For the MMM, the question is not so simple. The history of splits and Bérenger’s longevity mean that the party has almost become synonymous with the political clout of its leader. “This is a big factor,” explains Chan Low, “Bérenger has been in politics since the 1970s. Now it’s 2022. Things have changed, but the MMM has not adapted, everything still centres around Bérenger.” With no clear successor, most of its heavyweights having moved out of the party, that complicates matters. “Who inherits the political goodwill that Bérenger has created since the 1970s? This cannot just be transferred and if you try to foist a successor on the party, that makes another split inevitable.” cautions Seegobin. At one time, Steven Obeegadoo saw himself as a potential successor. But with Obeegadoo now out of the party and Joanna Bérenger’s rising, these tensions are evident. As we see in the clash between her and Aadil Ameer Meea over members of the party’s youth wing led by Joanna Bérenger taking on a more visible role within the party. “Of course, there will be clashes,” says Chan Low.
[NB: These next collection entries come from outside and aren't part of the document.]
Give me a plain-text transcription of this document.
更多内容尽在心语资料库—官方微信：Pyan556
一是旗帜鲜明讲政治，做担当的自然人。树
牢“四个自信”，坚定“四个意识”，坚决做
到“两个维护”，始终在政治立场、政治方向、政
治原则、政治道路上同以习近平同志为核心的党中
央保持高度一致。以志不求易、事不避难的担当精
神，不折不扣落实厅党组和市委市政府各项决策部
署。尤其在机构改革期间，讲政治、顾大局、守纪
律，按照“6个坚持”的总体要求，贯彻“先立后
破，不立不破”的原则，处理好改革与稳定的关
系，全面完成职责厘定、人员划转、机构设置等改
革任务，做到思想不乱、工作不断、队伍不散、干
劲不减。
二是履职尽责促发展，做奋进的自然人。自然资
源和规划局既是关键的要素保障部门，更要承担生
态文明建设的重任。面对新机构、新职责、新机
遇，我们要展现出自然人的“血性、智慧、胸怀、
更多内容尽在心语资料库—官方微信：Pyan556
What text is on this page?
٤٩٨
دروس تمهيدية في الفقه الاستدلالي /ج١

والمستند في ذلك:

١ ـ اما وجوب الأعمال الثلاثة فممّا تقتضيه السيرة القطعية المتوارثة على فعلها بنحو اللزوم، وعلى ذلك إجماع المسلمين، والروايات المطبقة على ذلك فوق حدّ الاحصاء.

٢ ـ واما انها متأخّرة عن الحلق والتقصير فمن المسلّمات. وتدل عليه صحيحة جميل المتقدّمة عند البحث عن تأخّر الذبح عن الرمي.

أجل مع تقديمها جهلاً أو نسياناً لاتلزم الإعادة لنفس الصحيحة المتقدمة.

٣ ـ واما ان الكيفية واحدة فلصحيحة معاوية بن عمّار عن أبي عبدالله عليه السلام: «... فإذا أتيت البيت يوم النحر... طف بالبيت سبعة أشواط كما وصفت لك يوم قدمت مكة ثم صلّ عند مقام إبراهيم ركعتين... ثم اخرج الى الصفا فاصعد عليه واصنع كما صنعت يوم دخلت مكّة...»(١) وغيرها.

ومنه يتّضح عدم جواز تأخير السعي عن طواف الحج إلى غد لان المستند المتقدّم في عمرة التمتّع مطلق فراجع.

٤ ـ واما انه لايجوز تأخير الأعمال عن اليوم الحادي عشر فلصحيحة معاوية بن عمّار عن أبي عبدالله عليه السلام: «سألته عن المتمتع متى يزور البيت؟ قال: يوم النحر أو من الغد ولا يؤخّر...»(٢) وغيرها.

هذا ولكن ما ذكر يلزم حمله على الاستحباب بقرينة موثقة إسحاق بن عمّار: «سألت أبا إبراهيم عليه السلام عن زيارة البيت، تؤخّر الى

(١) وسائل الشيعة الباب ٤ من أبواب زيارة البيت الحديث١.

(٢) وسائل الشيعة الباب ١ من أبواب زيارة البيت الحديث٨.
Faced with these multiple crises, what does the future of the MMM look like? It’s hard to see the party disappear as completely as the Independent Forward Bloc (IFB) led by Sookdeo Bissoondoyal did. The IFB contested the 1967 election with the Labour Party and the CAM before breaking with them in 1969 and Bissoondoyal serving as leader of the opposition between 1971 and 1976. At the 1976 election, the IFB failed to win a single seat and the party soon disappeared. Rather the decline of the MMM resembles that of the PMSD led by Gaetan Duval. The PMSD’s decline too was marked by multiple splits: the splitting off of the UDM led by Guy Ollivry in 1969 and then splitting between the PMXD and PGD and then a rump PMSD throughout the 1990s. All throughout the PMSD relying on coalitions to stay relevant: first with Labour, then looking for an accommodation with the MMM, then turning to the MSM before relying on coalitions with Labour again.
In fact, the diminishing electoral fortunes of both parties also bear an eerie resemblance: the PMSD went from having 44 per cent of the country’s vote in its high point in 1967 before shrinking to a mere 16 per cent by 1976. Similarly, the MMM has shrunk from 48 per cent in 1982 to a mere 20 per cent in 2019. “The MMM today is once again cornered, it has no choice but to turn either to Labour or the MSM,” says Chan Low. Unable to break away from this vicious cycle – and thus far being unable to reinvent itself – the MMM seems as Seegobin says, “as the PMSD has survived, so will the MMM. It will continue to be there, just increasingly smaller and less relevant with time”.